Unfortunately, the input isn’t necessarily “correct”–some related child types are not available on their own (only through parents), some are missing relations (no ID fields) so I infer based on existence of the property, some have relation loops (A → B → C → A). Some have child collections (1:N) with no mapping type, so I infer that based on the relation prop and invent a mapping type.
Anywho, my current solution uses depth-first and recursion and keeps track of the types it has seen to prevent overflow and false negatives. We’ve found some wacky corner cases (in addition to the above; such as a type set existing, but the type definition itself isn’t in the schema). What I have written works, for what we’ve tested/seen so far, but I am curious if there are other methods by which this sort of traversal or processing might be done, hopefully that could be implemented more simply than what I have now, which gets increasingly ugly and seems more fragile as more weird cases come up.

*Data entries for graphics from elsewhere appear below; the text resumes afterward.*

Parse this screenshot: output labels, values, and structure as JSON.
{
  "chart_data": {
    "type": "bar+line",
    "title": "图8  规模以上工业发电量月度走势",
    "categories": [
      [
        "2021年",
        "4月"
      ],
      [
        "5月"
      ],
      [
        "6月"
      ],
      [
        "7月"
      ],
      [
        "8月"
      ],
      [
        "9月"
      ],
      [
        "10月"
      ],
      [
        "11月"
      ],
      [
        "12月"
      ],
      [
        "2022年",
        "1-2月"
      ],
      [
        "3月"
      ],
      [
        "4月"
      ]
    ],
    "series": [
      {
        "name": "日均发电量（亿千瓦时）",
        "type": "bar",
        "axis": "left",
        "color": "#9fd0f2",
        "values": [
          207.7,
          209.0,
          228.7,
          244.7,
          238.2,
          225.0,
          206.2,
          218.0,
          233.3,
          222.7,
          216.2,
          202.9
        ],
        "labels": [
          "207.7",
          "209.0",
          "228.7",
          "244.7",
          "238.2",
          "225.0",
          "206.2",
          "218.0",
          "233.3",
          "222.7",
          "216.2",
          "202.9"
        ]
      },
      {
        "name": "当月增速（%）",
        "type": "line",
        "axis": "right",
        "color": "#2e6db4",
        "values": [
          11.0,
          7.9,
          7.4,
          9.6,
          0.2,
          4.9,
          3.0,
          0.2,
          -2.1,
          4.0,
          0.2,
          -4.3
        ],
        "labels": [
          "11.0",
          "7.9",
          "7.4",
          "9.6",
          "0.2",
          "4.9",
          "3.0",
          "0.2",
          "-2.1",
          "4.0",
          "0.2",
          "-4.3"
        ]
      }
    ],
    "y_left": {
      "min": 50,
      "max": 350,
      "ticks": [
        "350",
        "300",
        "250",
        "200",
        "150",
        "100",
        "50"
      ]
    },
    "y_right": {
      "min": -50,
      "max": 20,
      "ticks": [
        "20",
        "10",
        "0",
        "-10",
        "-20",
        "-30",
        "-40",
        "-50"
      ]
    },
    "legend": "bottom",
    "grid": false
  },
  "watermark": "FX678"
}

Generally, what I do now, single-threaded, is: get the list of sets, find outliers that don’t exist in the opposing model, then for each set common between the two models get the type of that set, call
CompareType(t1, t2). This will compare properties on those types between the two models and then descend into each related type. If a child has been seen before or is itself a set, I assume it’s OK (skip/return true) because it gets checked on its own.
This is in C# though I’m not sure that is very important as far as the general design of the algorithm. I was curious if there is a better way to do it, e.g. some sort of token walking like I’ve seen in JSON parsers, or a FSM-like solution, or something like that.